“Where do you sleep at night?” seems to apply mostly to trademark owners residing in the US

(Revised to reflect news from another trademark practitioner that sometimes the Trademark Office has indeed pursued “where do you sleep at night” inquiries for at least a few non-US applicants.)

One peculiarity that I have not seen fully explored until now is the observed fact that the desire on the part of the Commissioner for Trademarks to know the street address where a trademark owner sleeps at night seems to apply almost exclusively to trademark owners residing within the US.

The Office Actions in which the Commissioner for Trademarks demands to know the street address where the owner sleeps at night, the Office actions that are triggered by the use of a Post Office Box, happen almost exclusively only if the owner’s address is in the US.  An owner of a trademark registration whose address is outside of the US, whose only address of record is a post office box, usually does not receive such an Office Action demanding to know where the owner sleeps at night.  Stating this as clearly as possible, the Commissioner for Trademarks mostly enforces its rule about requiring revelation to the USPTO personnel of where the owner sleeps at night in the special case where the owner’s address is in the US.

You might think that this highly selective demand to know where a person sleeps at night might be explained by the requirement that an owner located outside of the US hire a US attorney. The idea might be that the Commissioner for Trademarks feels the need to know exactly where the owner sleeps at night so as to smoke out the owners whose domicile is outside of the US, since they are required to hire US counsel.  The Commissioner for Trademarks would not want such a non-US owner to be able to evade the requirement of hiring US counsel by the stratagem of renting a Post Office Box in the US.

But that dog won’t hunt.  The observed behavior of the Commissioner for Trademarks is that Office Actions like this are being mailed in cases where the owner is located in the US and has hired US counsel.  In other words even if the owner has hired US counsel, thus making it completely irrelevant whether or not the owner’s domicile is in the US for purposes of figuring out whether or not the owner should be required to hire US counsel, still the Commissioner for Trademarks demands to know the street address where that US owner sleeps at night.

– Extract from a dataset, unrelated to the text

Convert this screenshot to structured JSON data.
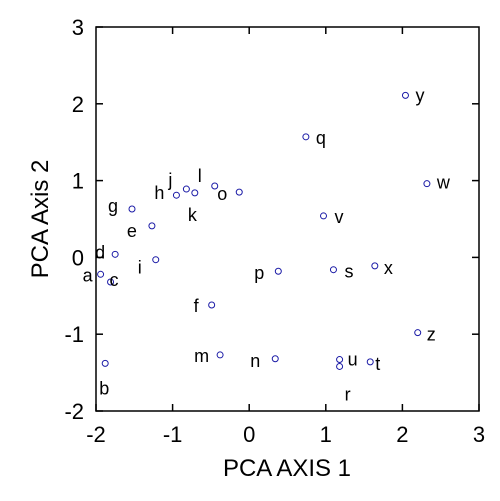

And again to emphasize a point made above, in those cases where the owner has admitted that he or she resides outside of the US (and has of course hired US counsel), and where the owner has made us of a Post Office Box located outside of the US, inexplicably the Commissioner for Trademarks has only seldom mailed an Office Action requiring the owner to reveal where (outside of the US) the owner sleeps at night.

It is mostly in the special case where the owner is in the US that the Commissioner for Trademarks demands to know where the owner sleeps at night.  

The Rules that the Commissioner uses to justify this inquisitiveness into the street address where the owner sleeps at night do not exempt owners located outside of the US.  If the Commissioner were to carry out the Rules consistently, the Commissioner would be mailing out such Office Actions in all cases where a post office box located outside of the US was being used.

I wonder why it is that the Commissioner enforces those Rules so inconsistently depending upon whether the trademark owner’s post office box is inside the US or outside the US?